Diablo Cody who won an Academy Award for writing Juno is back this time aiming that talent for strong witty dialogue at a ghost writer of young adult fiction who has never grown emotionally since her high school years at the top of the food chain. Charlize Theron is never afraid to show the ugly side of her beautiful face is Mavis Gary who returns home to the fictional Mercury, MN in hopes of picking up where she left off with her old boyfriend.

When she left Mercury, Mavis had wanted to become a writer in her own right. Instead she became a ghost writer unable to take the credit for a successful young adult book series that is on it's ebb. Under the gun to submit the last manuscript, she gets an bulk email announcement of the birth of first child for her ex-boyfriend Buddy Slade (Patrick Wilson). Soon she is packing up her white Pomeranian into her Mini Cooper to drive from the big city of Minneapolis to her hometown of Mercury while playing “their song” over and over. While Mavis is attractive outside, her inner life is a mess. She's personally slovenly and is a sociopath. She sincerely and mistakenly believes that Buddy really wants to be with her and not married with a brat. Mavis calls some old friends, but no one has time for her. So dressed to kill she heads out to the local bar where she runs into Matt Freehauf (Patton Oswalt) who had the locker next to hers. He was invisible at high school except when a rumor came around that he was gay. He suffered a horrific beating that left him with a crippled leg. Matt takes Mavis to another local hangout where she runs into Buddy who asks her for an autograph for a niece and to come hear his wife's (Twilight's Elizabeth Reaser) band of housewives where she is the drummer. In Mavis's mind these courteous niceties are considered an overture from Buddy to get back together. The more she misunderstands, the more combative she gets and the more she drinks. It all culminates at the baby naming party where she throws a huge scene.

Mavis is an unrepentant and throughly unlikeable character. There's no per resolution, nothing is tied in bows and sent home happy. Outside of Patton Oswalt's Matt who steals every scene that he's in it's hard to feel sympathy for anyone. Matt is about as broken as Mavis and it makes him relate to her and she to him although she abuses his attraction to her. It's like Mavis is Alvin (of the Chipmunks) on drugs crashing a party of Stepford residents. Mavis makes one feel awkward, uncomfortable and pitiful. But one doesn't feel sorry for her as much as just exasperated.

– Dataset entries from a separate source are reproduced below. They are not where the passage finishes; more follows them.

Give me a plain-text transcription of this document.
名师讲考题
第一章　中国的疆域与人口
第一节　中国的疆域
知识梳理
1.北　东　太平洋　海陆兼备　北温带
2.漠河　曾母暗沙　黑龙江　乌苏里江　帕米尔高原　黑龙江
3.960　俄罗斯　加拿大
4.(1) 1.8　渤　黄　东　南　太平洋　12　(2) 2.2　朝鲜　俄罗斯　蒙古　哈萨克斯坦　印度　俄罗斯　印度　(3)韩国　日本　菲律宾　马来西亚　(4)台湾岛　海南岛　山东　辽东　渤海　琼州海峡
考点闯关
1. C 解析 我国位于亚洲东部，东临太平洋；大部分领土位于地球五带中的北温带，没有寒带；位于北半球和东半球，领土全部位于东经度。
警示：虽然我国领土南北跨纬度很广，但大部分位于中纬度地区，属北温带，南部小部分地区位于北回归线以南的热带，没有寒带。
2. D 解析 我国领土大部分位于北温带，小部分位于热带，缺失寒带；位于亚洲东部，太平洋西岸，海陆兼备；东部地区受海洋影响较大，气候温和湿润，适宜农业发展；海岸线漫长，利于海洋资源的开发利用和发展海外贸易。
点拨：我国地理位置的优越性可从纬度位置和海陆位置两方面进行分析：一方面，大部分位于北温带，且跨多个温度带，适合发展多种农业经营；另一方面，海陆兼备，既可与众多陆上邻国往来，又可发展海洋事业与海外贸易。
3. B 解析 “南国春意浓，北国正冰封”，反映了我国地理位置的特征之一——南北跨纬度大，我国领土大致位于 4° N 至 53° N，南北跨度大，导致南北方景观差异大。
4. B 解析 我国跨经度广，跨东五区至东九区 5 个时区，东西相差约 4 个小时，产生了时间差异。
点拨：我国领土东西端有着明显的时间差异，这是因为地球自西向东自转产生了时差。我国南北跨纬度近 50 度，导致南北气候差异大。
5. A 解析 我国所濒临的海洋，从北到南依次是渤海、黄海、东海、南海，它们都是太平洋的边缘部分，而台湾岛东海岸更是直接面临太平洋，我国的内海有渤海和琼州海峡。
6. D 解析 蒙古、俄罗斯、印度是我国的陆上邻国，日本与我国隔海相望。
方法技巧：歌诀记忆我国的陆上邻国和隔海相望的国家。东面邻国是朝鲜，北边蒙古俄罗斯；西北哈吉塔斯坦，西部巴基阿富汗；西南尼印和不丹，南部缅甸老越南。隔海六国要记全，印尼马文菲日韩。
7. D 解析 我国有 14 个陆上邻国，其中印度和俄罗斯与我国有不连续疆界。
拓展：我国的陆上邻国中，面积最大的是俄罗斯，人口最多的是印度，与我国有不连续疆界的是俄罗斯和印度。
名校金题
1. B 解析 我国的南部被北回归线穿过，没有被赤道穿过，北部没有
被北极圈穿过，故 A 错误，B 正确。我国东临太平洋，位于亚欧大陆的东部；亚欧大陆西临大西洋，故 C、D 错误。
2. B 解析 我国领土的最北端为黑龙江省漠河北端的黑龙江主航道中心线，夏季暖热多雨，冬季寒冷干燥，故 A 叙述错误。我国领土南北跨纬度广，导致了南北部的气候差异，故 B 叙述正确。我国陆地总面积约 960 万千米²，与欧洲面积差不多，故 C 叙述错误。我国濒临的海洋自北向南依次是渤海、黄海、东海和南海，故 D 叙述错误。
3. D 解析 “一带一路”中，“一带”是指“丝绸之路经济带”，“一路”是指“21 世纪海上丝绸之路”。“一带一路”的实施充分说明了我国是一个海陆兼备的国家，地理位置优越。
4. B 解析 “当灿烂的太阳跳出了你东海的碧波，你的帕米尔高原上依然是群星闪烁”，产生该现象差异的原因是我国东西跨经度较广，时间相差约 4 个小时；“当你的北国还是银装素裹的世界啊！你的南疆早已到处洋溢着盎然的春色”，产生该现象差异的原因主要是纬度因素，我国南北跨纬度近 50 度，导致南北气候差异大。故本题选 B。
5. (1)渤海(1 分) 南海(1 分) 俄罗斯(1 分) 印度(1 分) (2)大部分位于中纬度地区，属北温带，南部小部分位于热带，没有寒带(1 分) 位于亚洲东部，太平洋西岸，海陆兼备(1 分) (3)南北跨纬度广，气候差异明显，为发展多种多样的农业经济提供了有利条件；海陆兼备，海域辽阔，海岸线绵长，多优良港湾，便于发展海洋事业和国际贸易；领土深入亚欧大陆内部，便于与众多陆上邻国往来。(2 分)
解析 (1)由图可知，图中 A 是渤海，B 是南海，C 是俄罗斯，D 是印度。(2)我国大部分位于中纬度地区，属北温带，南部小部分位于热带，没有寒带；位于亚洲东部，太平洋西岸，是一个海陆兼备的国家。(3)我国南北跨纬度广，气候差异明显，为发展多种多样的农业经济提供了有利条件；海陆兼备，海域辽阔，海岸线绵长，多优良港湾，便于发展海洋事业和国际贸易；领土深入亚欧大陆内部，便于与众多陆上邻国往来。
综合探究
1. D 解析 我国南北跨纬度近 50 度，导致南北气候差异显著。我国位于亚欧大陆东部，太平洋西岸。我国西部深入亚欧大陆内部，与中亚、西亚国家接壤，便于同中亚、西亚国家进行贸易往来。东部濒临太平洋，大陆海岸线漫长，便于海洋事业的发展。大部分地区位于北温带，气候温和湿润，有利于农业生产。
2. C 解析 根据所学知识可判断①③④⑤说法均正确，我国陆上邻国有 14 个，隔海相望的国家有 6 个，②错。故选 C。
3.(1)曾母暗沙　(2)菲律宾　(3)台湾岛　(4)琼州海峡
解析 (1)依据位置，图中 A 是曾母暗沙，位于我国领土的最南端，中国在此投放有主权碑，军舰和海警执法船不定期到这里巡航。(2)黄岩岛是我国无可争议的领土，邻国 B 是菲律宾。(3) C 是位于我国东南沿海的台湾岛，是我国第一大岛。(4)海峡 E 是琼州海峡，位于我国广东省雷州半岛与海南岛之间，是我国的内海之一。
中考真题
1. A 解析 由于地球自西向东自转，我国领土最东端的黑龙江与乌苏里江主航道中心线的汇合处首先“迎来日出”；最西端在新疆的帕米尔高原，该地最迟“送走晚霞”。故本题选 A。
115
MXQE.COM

Director Jason Reitman unites with Diablo Cody once again hoping for the same magic as Juno. Where that movie was light hearted punctuated with insightful observations, Young Adult retains that sharp wit, but this time it's mean and depressing. Cody does offer insight on how Mavis eavesdrops on conversations of teenagers to fill her stories. Maybe keeping her mind geared to voice the novels on teenagers kept her from aging like her peers. But frankly such an abrasive heroine doesn't really deserve a second thought.